Equipe Hoyt: o Amor que vence a deficiência

hyotFiquei sabendo da emocionante história de Dick Hoyt e seu filho, Rick, através de um vídeo divulgado no excelente blog “Aborto em Portugal”. O título simples que os blogueiros portugueses deram à postagem — “O que o aborto nos priva” — diz muito sobre o que é a tragédia do aborto.

Esta prática hedionda, fruto de um mundo que faz do hedonismo seu único objetivo, apequena o homem, torna-o mero objeto, vai em direção totalmente contrária à vontade do Senhor Deus para com suas amadas criaturas.

Após ver o vídeo no blog português, busquei um pouco mais sobre a história e motivações de Dick e Rick Hoyt.

Quando de seu nascimento, o bebê Rick teve seu cordão umbilical enroscado em seu pescoço, o que lhe causou paralisia cerebral, condição que pode ter várias conseqüências motoras e neurológicas. À época vários médicos aconselharam o casal Hoyt a internarem seu filho em instituições especializadas, pois, afinal, ele jamais deixaria de ser um “vegetal”. E para afastar tal idéia, os pais de Rick apoiaram-se no fato de que ele os seguia com os olhos quando se movimentavam pela casa. Quem sabe se um dia ele não poderia se comunicar?

Graças a Deus existem médicos e médicos… O Dick e Judy Hoyt acharam um que lhes aconselhou a tratar seu filho como qualquer outra criança, fazendo as necessárias adaptações. Judy gastava várias horas por dia tentando ensinar o alfabeto a seu filho.

Aos 11 anos de idade, Dick e Judy compraram um computador para seu filho tentar se comunicar. Na primeira interação através do computador, Rick não escreveu “Olá, papai!” e nem “Oi, mamãe!”. Não… O que se viu na tela foi um “Go Bruins!!!” (“Avante, Bruins!!!”), uma saudação ao time de hóquei no gelo da cidade de Boston, que naquele ano disputava a competição mais importante do mundo nesta modalidade de esporte. Seus pais ficaram sabendo que ele gostava e acompanhava o esporte como toda a família.

Dick e Rick em sua primeira Maratona de Boston

Rick, a partir daí, pôde entrar para a escola e seguir na vida acadêmica, como qualquer outro garoto. A inteligência de Rick levou-o a conseguir graduar-se na Universidade. Nada mal para quem, assim diziam os médicos, jamais passaria de um vegeral, não é mesmo?

A grande virada na vida de Dick e Rick veio quando seu pai o levou para correr, a seu pedido, em uma competição beneficente, empurrando-o em uma cadeira de rodas especial. À noite, após a corrida, Rick disse ao pai que quando estava competindo sentia como se não tivesse deficiência alguma. Isto bastou para o amoroso pai. A partir daí ficou formado o que é hoje conhecido como Equipe Hoyt. Pai e filho já competiram em mais de 1000 maratonas, biatlons e triatlons.

Um feito impressionante, não? Mas o que tem isto a ver com aborto? Tem a ver que muitas vezes uma falsa argumentação é feita com base nas dificuldades que um casal ou uma mãe solteira teria de passar caso escolhesse a vida e não o abortamento.

Casos como o da família Hoyt nos levam a pensar que não devemos levar em conta a opinião de médicos que não honram seus diplomas e juramentos.

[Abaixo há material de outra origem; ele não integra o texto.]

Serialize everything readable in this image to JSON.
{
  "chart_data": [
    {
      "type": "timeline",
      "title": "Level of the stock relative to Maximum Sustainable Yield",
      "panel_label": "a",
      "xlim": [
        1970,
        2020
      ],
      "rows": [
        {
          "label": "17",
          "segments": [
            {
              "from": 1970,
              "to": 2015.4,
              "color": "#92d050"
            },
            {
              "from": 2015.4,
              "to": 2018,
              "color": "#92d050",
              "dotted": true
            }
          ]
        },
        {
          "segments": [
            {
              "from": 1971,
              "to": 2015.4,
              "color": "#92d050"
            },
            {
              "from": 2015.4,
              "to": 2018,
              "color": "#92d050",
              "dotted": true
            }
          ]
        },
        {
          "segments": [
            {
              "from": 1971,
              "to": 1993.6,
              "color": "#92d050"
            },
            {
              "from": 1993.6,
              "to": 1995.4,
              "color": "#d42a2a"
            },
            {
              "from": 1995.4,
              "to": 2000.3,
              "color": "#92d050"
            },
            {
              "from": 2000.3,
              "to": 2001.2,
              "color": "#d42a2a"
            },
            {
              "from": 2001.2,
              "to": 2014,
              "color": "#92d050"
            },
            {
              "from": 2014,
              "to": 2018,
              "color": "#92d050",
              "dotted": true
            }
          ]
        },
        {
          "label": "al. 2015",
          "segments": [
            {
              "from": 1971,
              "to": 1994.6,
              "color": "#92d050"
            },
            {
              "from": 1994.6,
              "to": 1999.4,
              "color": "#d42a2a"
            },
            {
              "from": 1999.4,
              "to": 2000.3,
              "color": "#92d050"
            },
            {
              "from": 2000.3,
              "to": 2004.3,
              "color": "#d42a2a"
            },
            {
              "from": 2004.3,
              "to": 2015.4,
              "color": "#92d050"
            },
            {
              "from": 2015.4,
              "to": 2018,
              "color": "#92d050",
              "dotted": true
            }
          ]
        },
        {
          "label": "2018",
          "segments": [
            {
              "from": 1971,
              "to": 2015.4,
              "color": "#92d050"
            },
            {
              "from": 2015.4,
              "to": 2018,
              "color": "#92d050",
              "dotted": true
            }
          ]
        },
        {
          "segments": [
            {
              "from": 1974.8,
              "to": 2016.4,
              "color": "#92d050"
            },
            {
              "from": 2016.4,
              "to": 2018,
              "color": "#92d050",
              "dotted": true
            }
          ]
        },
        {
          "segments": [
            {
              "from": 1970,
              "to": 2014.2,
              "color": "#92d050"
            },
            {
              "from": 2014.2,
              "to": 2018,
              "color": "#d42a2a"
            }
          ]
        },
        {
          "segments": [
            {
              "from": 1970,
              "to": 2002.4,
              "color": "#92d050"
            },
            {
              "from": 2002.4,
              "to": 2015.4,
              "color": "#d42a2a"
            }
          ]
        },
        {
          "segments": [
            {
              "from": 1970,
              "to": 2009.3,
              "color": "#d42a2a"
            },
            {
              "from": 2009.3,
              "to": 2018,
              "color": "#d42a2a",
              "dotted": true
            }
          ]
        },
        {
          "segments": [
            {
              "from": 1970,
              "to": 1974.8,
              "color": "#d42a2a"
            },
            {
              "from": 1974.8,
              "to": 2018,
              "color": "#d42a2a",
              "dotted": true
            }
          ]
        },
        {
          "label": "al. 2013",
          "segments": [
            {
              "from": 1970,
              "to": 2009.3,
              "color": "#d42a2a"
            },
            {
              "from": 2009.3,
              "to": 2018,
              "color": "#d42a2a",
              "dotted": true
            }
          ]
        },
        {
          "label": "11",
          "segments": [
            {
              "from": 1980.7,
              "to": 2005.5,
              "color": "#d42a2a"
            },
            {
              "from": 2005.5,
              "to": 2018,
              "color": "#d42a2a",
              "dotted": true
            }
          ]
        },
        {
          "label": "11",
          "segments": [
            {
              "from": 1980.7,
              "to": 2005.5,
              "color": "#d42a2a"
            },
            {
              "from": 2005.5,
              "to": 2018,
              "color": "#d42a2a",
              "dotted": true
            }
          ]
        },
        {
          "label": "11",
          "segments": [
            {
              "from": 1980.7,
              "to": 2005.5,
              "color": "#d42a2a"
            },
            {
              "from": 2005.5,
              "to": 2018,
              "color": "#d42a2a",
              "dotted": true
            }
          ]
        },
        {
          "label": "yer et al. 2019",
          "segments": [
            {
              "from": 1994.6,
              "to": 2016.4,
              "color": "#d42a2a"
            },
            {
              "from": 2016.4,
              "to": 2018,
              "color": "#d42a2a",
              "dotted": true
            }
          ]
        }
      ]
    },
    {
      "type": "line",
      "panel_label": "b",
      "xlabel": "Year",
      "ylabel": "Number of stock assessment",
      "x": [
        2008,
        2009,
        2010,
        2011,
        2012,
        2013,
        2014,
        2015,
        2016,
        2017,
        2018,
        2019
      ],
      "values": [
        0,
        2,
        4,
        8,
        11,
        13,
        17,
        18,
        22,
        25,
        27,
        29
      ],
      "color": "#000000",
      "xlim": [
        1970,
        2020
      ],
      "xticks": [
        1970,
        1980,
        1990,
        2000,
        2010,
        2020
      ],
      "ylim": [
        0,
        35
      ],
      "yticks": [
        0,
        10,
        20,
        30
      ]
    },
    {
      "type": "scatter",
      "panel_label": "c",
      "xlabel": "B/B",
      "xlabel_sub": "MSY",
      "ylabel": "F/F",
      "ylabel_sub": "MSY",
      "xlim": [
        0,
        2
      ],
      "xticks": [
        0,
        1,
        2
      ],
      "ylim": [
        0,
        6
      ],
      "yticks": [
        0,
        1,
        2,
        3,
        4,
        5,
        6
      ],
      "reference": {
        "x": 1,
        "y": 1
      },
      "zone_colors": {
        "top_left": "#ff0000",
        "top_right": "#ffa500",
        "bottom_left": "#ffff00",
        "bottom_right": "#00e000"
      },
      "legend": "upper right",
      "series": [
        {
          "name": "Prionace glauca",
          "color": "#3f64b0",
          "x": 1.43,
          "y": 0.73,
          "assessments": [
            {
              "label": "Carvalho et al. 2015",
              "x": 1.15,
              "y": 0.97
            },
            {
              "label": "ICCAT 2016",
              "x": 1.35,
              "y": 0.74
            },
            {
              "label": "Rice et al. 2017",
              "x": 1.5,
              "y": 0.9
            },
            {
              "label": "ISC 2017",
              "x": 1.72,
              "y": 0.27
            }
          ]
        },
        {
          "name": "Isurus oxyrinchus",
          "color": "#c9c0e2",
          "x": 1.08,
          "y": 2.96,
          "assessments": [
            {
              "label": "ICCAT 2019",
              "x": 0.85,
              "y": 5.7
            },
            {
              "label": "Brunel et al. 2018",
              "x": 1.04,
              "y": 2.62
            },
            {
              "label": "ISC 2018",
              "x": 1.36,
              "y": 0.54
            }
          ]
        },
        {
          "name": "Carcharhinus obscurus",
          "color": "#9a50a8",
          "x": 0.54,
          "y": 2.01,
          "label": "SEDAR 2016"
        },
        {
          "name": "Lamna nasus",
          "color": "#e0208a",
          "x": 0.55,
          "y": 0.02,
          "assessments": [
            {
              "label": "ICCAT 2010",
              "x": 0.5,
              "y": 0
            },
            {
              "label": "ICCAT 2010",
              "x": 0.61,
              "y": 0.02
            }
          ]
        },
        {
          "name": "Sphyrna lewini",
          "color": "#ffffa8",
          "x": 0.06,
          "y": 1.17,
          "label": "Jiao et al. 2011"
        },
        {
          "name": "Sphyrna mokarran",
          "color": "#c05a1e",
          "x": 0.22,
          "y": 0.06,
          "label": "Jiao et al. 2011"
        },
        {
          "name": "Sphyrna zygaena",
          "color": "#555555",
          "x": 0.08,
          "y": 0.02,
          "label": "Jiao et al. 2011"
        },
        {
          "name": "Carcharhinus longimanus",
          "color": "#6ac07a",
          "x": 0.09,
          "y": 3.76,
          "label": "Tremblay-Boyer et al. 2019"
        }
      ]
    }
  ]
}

E, infelizmente, tais casos são abundantes.

Não poucas vezes já me deparei com gente, e até mesmo gente que se diz contrária ao aborto em geral, que não vê com maus olhos o aborto de crianças portadoras de graves deficiências.

O advento de modernos instrumentos de auxílio ao diagnóstico intrauterino vem ajudando um verdadeiro massacre de não-nascidos, muitas vezes sobre a justificativa de que uma vida sem qualidade é melhor não ser vivida. A subjetividade de tal termo — qualidade de vida — demonstra bem o absurdo de tal argumentação.

Estudos mostram que a taxa de abortamento quando há diagnóstico de graves condições nos bebês não nascidos são assustadoramente altas:

Síndrome de Down: 90%
Anencefalia: 80%
Espinha Bífida: 70%

Síndrome de Turner: 58%

E em certos países a Cultura da Morte vai já tão avançada que o dilema do abortamento para doenças graves como as acima são já praticamente coisa do passado. Há casos de bebês sendo abortados apenas por possuírem pés tortos ou lábios leporinos.

Se ao menos estes pais soubessem “O que o aborto nos priva”! Se ao menos soubessem que o aborto nega a vida porque antes nega o próprio Amor, talvez pudéssemos ver mais e mais Equipes Hoyt ornamentando nosso mundo e nos ensinando aquilo que tantos vêm esquecendo.